The extent to which a patient can be treated remotely also depends on the type of acute illness that person has. Studies support the use of HaH for patients with exacerbations of congestive heart failure, chronic obstructive pulmonary disease and pneumonia, as well as complicated urinary tract infections and cellulitis, both of which require IV antibiotics. , notes Conley. Rarer conditions like rhabdomyolysis also lend themselves to HaH care.

Expand to post-acute care

Some HaH participants extended to post-acute care. A 2011 pilot project at Advocate Health Care in Chicago, for example, showed that HaH patients had a significantly lower number of readmissions 90 days after discharge than the control group. During the post-acute phase of their care, they were more likely than control patients to be cared for at home rather than in a rehabilitation center.

“A lot of post-acute care could be done at home for the right patients, supported by the right technology and the right processes of care,” said Conley. While this transition of care needs to be done with care, he says, there has been an improvement in sensing devices “which allow us to care for patients at home that in the past would have required close human interaction.” These tools include fall detectors and devices that can “pick up heart and respiratory rates from the ambient”. As a result, there may be less need to send some patients to qualified nursing or rehabilitation facilities.

The impact of this on community physicians, he said, would be “significant.” They should start paying attention to data flows about their patients’ condition during the transition from acute to post-acute care, possibly with the help of data filters and clinical staff to inform them of important changes requiring their attention. Warning.

“It will take a lot of work on the technology side to make sure the data is not overwhelming, but allows the community doctor to make quick decisions that are in the best interests of the patient,” he said. .

There is also an opportunity, he adds, to send patients home after surgery to recover in a HaH setting. This would reduce the length of stay for inpatients – a benefit for hospitals – and patients would rather recover at home than in a rehabilitation center, he notes.

Care transitions are part of the whole

The Mayo HaH model focuses on care transitions. An eligible patient is enrolled in the HaH program, usually out of the emergency department, for a period of 30 days.
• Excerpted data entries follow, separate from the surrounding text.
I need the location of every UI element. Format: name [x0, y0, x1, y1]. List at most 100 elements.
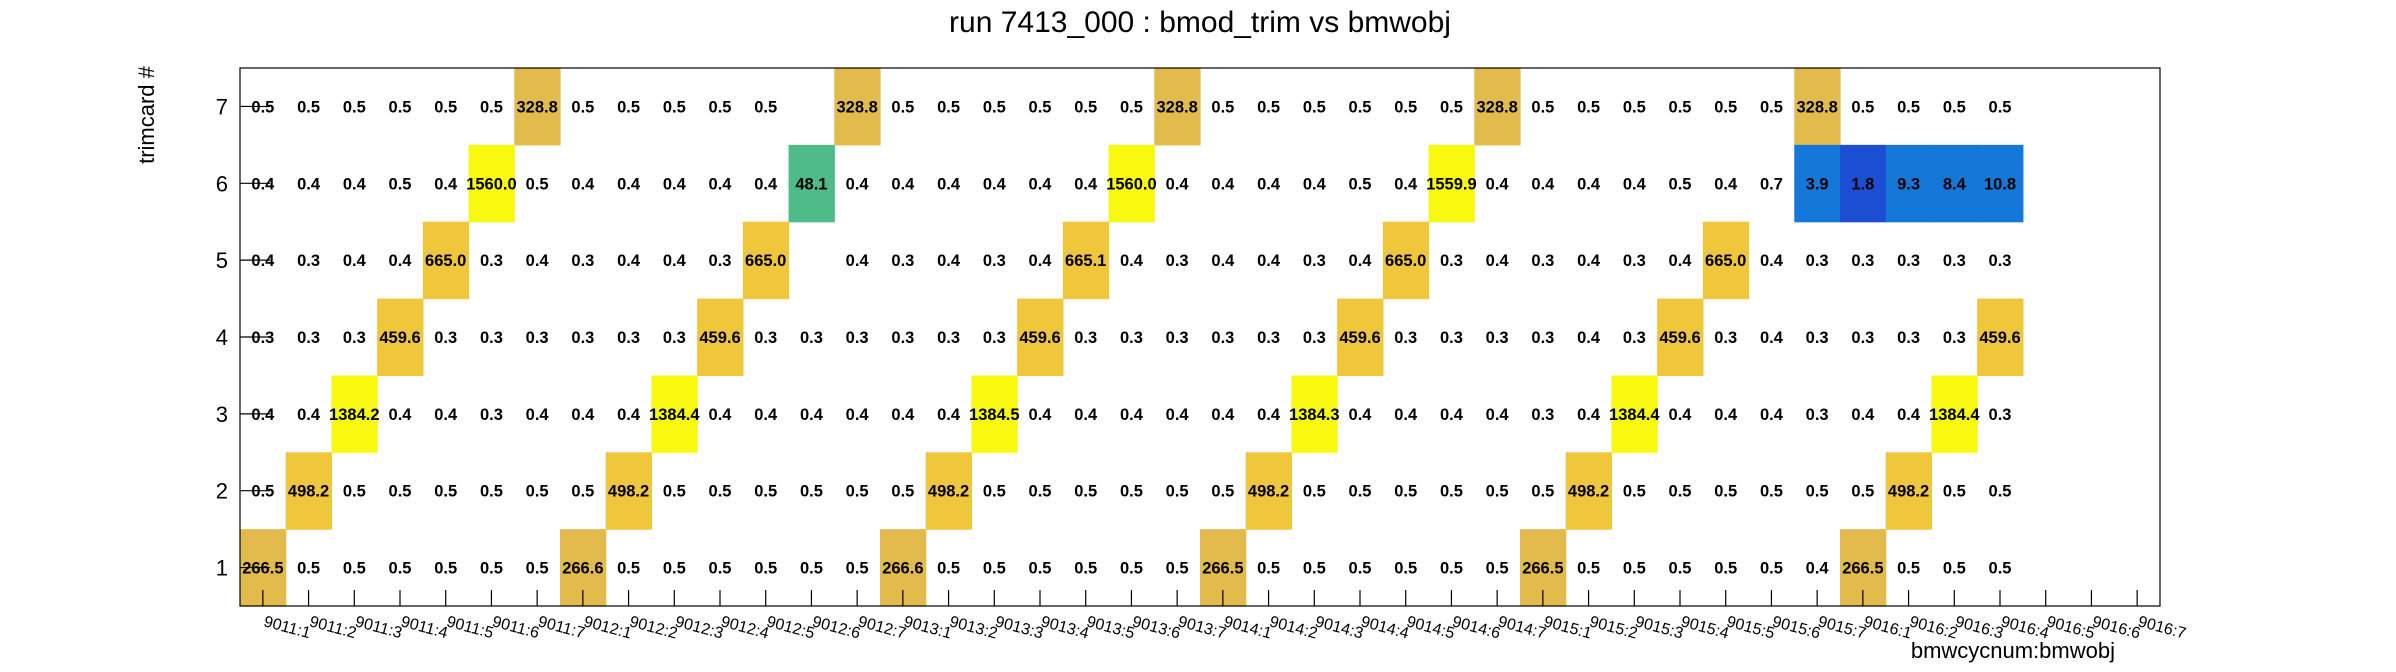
- x-axis-title: bmwcycnum:bmwobj: [1911, 638, 2115, 663]
- cell-label: 0.5: [526, 560, 549, 578]
- x-tick-label: 9011:4: [399, 613, 450, 642]
- cell-label: 0.5: [1531, 98, 1554, 116]
- x-tick-label: 9012:2: [628, 613, 680, 642]
- cell-label: 0.3: [1989, 406, 2012, 424]
- cell-label: 0.3: [1623, 329, 1646, 347]
- cell-label: 0.5: [709, 560, 732, 578]
- cell-label: 0.3: [800, 329, 823, 347]
- chart-title: run 7413_000 : bmod_trim vs bmwobj: [949, 6, 1451, 39]
- cell-label: 0.5: [983, 560, 1006, 578]
- cell-label: 0.3: [937, 329, 960, 347]
- cell-label: 0.3: [571, 252, 594, 270]
- cell-label: 0.4: [1577, 175, 1601, 193]
- x-tick-label: 9012:7: [856, 613, 908, 642]
- cell-label: 0.4: [434, 175, 458, 193]
- cell-label: 0.3: [480, 406, 503, 424]
- cell-label: 459.6: [1339, 329, 1380, 347]
- cell-label: 0.5: [297, 560, 320, 578]
- cell-label: 0.4: [1669, 406, 1693, 424]
- y-tick-label: 3: [216, 402, 228, 427]
- cell-label: 0.4: [1486, 252, 1510, 270]
- cell-label: 0.4: [1897, 406, 1921, 424]
- cell-label: 0.5: [1440, 560, 1463, 578]
- cell-label: 0.4: [1166, 406, 1190, 424]
- cell-label: 665.1: [1065, 252, 1106, 270]
- cell-label: 0.5: [754, 483, 777, 501]
- cell-label: 0.4: [754, 406, 778, 424]
- cell-labels: 0.5 0.5 0.5 0.5 0.5 0.5 328.8 0.5 0.5 0.5 0.5 0.5 32…: [242, 98, 2020, 577]
- cell-label: 0.5: [1257, 560, 1280, 578]
- cell-label: 0.5: [571, 483, 594, 501]
- cell-label: 0.4: [297, 175, 321, 193]
- cell-label: 0.5: [891, 483, 914, 501]
- cell-label: 0.3: [754, 329, 777, 347]
- cell-label: 9.3: [1897, 175, 1920, 193]
- x-tick-label: 9013:5: [1085, 613, 1137, 642]
- cell-9016-1-trimcard-6: [1840, 144, 1887, 223]
- cell-label: 0.4: [1211, 252, 1235, 270]
- cell-label: 0.4: [389, 406, 413, 424]
- cell-9014-5-trimcard-5: [1382, 221, 1430, 300]
- cell-label: 0.3: [1623, 252, 1646, 270]
- cell-label: 0.5: [709, 98, 732, 116]
- cell-label: 0.5: [1349, 175, 1372, 193]
- cell-label: 0.4: [846, 175, 870, 193]
- cell-label: 0.4: [754, 175, 778, 193]
- cell-9014-2-trimcard-2: [1245, 452, 1293, 530]
- cell-label: 0.5: [1623, 560, 1646, 578]
- cell-label: 0.5: [891, 98, 914, 116]
- cell-label: 0.4: [1211, 406, 1235, 424]
- cell-label: 0.3: [1440, 252, 1463, 270]
- x-tick-label: 9014:2: [1268, 613, 1320, 642]
- cell-9012-7-trimcard-7: [834, 68, 881, 146]
- cell-label: 0.3: [1440, 329, 1463, 347]
- cell-9015-7-trimcard-7: [1794, 68, 1841, 146]
- cell-label: 498.2: [1568, 483, 1609, 501]
- cell-9011-4-trimcard-4: [377, 298, 424, 377]
- cell-label: 0.4: [434, 406, 458, 424]
- cell-label: 0.5: [663, 483, 686, 501]
- cell-label: 0.3: [1531, 406, 1554, 424]
- cell-label: 328.8: [516, 98, 557, 116]
- cell-label: 0.5: [1029, 483, 1052, 501]
- cell-label: 0.4: [1166, 175, 1190, 193]
- cell-label: 0.3: [1806, 329, 1829, 347]
- cell-label: 0.3: [1531, 329, 1554, 347]
- cell-label: 0.5: [1577, 560, 1600, 578]
- cell-label: 0.4: [1760, 406, 1784, 424]
- x-tick-label: 9014:4: [1359, 613, 1411, 642]
- y-tick-label: 5: [216, 248, 228, 273]
- cell-9016-2-trimcard-2: [1885, 452, 1933, 530]
- cell-label: 0.3: [1166, 252, 1189, 270]
- cell-label: 8.4: [1943, 175, 1967, 193]
- cell-label: 0.5: [1029, 98, 1052, 116]
- cell-label: 0.3: [1303, 329, 1326, 347]
- x-tick-label: 9013:3: [993, 613, 1045, 642]
- cell-label: 1384.4: [1929, 406, 1980, 424]
- cell-label: 0.5: [1897, 560, 1920, 578]
- cell-label: 0.3: [526, 329, 549, 347]
- cell-label: 0.5: [1760, 560, 1783, 578]
- cell-label: 0.5: [1394, 483, 1417, 501]
- cell-label: 0.5: [1989, 98, 2012, 116]
- cell-label: 0.4: [1760, 252, 1784, 270]
- cell-label: 328.8: [1156, 98, 1197, 116]
- cell-label: 0.5: [1760, 483, 1783, 501]
- cell-label: 1384.2: [329, 406, 379, 424]
- cell-label: 0.5: [754, 560, 777, 578]
- y-tick-label: 6: [216, 171, 228, 196]
- cell-label: 0.3: [1303, 252, 1326, 270]
- cell-label: 0.4: [1303, 175, 1327, 193]
- cell-9014-3-trimcard-3: [1291, 375, 1338, 453]
- cell-label: 0.5: [1806, 483, 1829, 501]
- cell-label: 0.4: [617, 252, 641, 270]
- cell-label: 0.4: [846, 252, 870, 270]
- cell-label: 266.6: [882, 560, 923, 578]
- cell-label: 0.4: [1257, 252, 1281, 270]
- cell-label: 0.5: [389, 483, 412, 501]
- cell-label: 0.3: [663, 329, 686, 347]
- cell-9015-2-trimcard-2: [1565, 452, 1613, 530]
- cell-label: 0.3: [571, 329, 594, 347]
- cell-label: 0.5: [937, 560, 960, 578]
During the first 6 or 7 days, they are cared for in a hospital room that has been set up at their home, equipped with a hospital bed, an IV stand, remote monitoring equipment and a audiovisual conference facility. After that, they are still watched, but less closely. Mayo’s healthcare team educates the patient about their condition, makes sure they receive their medication, and makes an appointment with their attending physician.

The care team also contacts the community doctor, informs him of the hospitalization and asks him what that doctor needs, says Maniaci. Mayo will provide surveillance data and computer analysis to the doctor if he wishes.

This all adds up to extra work for doctors who previously might not have known their patient was hospitalized until they came to the office. But Maniaci sees it as a big improvement over current hospital transfers that end when the patient leaves the building. Plus, he notes, Mayo does all the bridging work, so the primary care doctor doesn’t have to.

“We’re making the transition and making the primary care provider an active partner to the extent they want,” he says.

Ken Terry is a health journalist and author. His latest book is “Physician-Led Health Care Reform: A New Approach to Medicare for All”.

For more news, follow Medscape on Facebook, Twitter, Instagram and YouTube.


Leave A Reply

Your email address will not be published.